Self-trade prevention, fee tiers, and the parts nobody sees

The visible work of an exchange is the order book. The invisible work — and the work that determines whether sophisticated traders trust the venue — happens around it. Self-trade prevention is one of those invisible features. A market maker running multiple strategies on the same account does not want their own bids matching their own asks; even if it would not be a regulatory issue, it generates noise, distorts internal P&L attribution, and burns fees. We implement self-trade prevention at the matching layer with three configurable behaviors per account: cancel-newest, cancel-oldest, and cancel-both. The behavior is selected at the account level, applied deterministically inside the engine, and logged with the same audit guarantees as any other action.

Fee tiers, similarly, are computed inside the engine, not in a downstream batch process. A taker fill applies the right tier the moment it happens, based on the account's rolling 30-day volume, and the resulting fee is recorded atomically with the trade. This sounds like a small thing. It becomes a large thing the first time a client tries to reconcile their internal P&L against a venue that adjusts fees retroactively at the end of the day; the operational cost of explaining mismatches to a back-office team is real, and we eliminate it by making the fee deterministic at the moment of execution.

Other invisible features fall into the same category. Iceberg orders that disclose only a fraction of size at a time, post-only orders that are rejected if they would cross, time-in-force semantics (IOC, FOK, GTD), and pegged orders that track the best bid or ask — all of these are implemented as first-class primitives in the engine, with documented behavior under stress conditions. The documentation is the product. A trader who wants to know what happens to a post-only order in a thin book during a 2% candle does not have to guess; the spec is published, and the engine behaves the way the spec says.

Observability: what we measure and why

An exchange that cannot see what is happening inside its own engine cannot improve it, and cannot diagnose incidents quickly.

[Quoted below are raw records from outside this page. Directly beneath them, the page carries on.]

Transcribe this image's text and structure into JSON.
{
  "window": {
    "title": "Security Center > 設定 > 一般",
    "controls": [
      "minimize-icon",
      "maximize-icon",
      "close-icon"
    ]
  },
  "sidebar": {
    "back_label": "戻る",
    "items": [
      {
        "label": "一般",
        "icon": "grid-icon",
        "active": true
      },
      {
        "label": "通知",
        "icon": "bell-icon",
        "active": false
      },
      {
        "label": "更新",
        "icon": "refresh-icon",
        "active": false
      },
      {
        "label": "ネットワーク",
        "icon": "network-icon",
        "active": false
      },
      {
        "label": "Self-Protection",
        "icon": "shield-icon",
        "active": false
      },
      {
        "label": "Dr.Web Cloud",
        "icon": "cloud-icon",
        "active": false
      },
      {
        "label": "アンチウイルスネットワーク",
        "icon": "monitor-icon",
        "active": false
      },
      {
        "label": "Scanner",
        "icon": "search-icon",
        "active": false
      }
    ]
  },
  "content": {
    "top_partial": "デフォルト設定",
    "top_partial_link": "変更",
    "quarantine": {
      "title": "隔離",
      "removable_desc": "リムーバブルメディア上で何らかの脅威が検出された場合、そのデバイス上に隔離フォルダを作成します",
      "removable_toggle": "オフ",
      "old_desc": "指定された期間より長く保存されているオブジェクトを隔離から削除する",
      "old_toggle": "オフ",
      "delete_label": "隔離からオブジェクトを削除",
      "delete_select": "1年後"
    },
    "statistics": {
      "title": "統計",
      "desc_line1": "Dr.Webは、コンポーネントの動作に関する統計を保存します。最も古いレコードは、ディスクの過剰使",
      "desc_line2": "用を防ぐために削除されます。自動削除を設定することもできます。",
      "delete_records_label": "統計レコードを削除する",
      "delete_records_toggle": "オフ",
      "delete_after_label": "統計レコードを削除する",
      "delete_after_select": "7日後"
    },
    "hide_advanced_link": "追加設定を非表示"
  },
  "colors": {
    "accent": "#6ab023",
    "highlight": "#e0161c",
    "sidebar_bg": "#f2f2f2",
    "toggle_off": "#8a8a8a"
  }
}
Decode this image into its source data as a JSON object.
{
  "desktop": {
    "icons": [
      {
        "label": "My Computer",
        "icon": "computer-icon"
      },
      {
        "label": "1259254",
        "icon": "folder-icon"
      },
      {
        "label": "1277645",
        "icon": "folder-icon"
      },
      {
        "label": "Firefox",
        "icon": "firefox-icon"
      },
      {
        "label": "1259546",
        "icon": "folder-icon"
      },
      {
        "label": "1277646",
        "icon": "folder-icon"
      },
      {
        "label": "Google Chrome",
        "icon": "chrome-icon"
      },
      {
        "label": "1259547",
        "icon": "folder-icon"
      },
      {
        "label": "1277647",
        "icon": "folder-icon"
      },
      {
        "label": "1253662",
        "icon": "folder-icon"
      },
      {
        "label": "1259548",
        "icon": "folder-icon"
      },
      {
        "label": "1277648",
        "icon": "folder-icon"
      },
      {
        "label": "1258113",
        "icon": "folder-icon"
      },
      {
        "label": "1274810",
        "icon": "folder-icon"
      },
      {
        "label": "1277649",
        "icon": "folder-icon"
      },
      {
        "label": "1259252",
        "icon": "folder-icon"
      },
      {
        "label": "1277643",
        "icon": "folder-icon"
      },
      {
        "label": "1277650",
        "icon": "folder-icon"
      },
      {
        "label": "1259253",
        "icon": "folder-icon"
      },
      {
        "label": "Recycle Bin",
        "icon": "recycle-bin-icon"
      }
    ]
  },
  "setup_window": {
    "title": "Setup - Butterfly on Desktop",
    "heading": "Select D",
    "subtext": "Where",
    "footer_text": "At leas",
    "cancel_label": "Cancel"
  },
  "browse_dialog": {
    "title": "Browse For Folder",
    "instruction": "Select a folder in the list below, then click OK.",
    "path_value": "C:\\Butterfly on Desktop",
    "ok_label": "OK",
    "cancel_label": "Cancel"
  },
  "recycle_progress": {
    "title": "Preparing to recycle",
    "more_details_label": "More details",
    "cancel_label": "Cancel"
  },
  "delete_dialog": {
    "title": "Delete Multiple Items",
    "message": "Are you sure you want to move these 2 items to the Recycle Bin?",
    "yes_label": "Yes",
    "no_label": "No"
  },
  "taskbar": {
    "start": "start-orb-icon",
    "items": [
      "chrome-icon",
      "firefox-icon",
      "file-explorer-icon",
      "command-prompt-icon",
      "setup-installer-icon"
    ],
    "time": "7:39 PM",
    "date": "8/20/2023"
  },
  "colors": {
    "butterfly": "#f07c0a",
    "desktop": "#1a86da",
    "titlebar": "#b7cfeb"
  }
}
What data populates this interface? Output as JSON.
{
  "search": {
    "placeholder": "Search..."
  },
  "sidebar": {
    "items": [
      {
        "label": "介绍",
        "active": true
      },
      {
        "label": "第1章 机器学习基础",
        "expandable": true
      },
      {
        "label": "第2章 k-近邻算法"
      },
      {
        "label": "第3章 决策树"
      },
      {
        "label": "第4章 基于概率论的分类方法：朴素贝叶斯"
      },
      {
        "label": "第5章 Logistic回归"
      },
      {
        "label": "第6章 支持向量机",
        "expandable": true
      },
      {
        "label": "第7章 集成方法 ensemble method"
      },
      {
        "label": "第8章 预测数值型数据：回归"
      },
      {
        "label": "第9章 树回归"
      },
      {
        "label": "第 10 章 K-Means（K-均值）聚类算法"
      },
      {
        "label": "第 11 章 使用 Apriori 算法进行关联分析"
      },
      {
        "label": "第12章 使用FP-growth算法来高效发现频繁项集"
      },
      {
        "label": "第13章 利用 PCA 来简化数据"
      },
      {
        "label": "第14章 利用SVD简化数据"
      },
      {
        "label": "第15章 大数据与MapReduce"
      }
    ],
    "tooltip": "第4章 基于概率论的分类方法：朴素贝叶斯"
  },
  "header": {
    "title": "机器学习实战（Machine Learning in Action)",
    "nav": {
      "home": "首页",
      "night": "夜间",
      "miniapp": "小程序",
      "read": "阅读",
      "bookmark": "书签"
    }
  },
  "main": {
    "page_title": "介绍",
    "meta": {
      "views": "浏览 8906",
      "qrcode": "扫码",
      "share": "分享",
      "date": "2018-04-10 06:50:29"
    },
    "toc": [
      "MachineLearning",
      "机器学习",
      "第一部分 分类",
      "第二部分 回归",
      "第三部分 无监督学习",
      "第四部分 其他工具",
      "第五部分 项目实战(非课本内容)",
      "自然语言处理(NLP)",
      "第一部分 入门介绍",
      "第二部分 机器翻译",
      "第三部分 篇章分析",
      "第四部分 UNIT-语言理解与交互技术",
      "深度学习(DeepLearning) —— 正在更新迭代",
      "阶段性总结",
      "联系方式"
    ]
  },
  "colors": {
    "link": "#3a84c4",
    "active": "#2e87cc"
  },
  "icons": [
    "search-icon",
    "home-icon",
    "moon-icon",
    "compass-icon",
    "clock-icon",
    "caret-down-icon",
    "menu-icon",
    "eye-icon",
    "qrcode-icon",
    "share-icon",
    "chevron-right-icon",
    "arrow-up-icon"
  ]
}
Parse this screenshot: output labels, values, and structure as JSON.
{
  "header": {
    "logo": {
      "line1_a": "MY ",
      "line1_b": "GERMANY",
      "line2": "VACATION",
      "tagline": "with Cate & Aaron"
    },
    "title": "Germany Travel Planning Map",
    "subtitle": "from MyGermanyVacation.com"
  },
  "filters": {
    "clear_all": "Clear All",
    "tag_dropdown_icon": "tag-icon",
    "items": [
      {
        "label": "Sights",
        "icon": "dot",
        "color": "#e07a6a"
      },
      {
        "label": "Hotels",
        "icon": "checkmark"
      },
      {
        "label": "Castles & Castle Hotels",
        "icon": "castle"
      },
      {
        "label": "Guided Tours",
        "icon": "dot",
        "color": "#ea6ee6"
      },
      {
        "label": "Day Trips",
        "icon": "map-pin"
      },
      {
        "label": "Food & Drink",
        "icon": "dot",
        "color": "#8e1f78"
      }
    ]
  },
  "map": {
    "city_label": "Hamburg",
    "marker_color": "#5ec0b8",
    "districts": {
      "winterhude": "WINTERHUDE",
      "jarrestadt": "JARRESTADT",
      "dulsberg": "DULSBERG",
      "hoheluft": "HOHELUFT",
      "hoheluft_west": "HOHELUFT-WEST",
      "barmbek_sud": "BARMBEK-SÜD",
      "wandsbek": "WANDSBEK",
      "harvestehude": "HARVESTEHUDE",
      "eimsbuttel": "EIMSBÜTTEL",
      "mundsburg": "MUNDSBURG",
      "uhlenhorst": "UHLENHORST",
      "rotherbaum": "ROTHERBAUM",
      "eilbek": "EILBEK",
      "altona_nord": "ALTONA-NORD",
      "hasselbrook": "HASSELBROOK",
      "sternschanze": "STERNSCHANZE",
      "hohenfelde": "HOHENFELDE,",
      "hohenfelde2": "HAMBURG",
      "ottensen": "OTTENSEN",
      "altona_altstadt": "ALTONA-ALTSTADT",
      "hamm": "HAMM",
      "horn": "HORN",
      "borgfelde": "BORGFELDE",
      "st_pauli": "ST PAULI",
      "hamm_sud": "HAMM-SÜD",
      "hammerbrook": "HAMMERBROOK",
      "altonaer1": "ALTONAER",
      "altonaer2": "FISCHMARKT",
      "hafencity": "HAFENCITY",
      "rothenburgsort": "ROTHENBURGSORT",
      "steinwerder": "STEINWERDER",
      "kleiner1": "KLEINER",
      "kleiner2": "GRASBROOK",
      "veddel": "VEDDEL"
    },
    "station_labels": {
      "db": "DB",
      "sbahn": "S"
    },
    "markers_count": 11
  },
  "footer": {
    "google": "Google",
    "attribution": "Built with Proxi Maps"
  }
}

We treat observability as an engineering deliverable on the same priority tier as correctness. Every order event emits structured telemetry — ingress timestamp, gateway latency, risk-check latency, matching latency, audit-log fsync latency, egress timestamp — and the resulting time series feed dashboards that the engineering team watches in real time. Alerting is configured against percentile breaches, not averages, because averages hide the failure modes that matter for institutional traders.

We also publish a subset of these metrics externally, in a status page that exposes per-market median latency and uptime over rolling windows. Doing this publicly is uncomfortable in the way that publishing any production number is uncomfortable: it commits us to a standard. We accept that commitment because the alternative — a venue that refuses to publish operational metrics — is a venue that asks its clients to take performance on faith. Institutional clients do not take performance on faith. They take it on telemetry.

What is next

We are not done. The next generation of the engine is moving toward sub-millisecond median latency through a kernel-bypass networking path on the colocation pods, and toward stronger formal verification of the matching rules. We are also extending the engine's capability surface around derivatives — funding rate calculation moving inside the engine rather than in an adjacent service, cross-margin computation evaluated atomically with order acceptance, and a mark-price oracle architecture that derives a single venue-internal mark from multiple independent feeds. None of these changes will alter what TX24 is — a regulated, institutional venue with a bias toward boring engineering. They will change how much headroom we have when the next stress event arrives, and on this venue, the next stress event is always the one we are preparing for.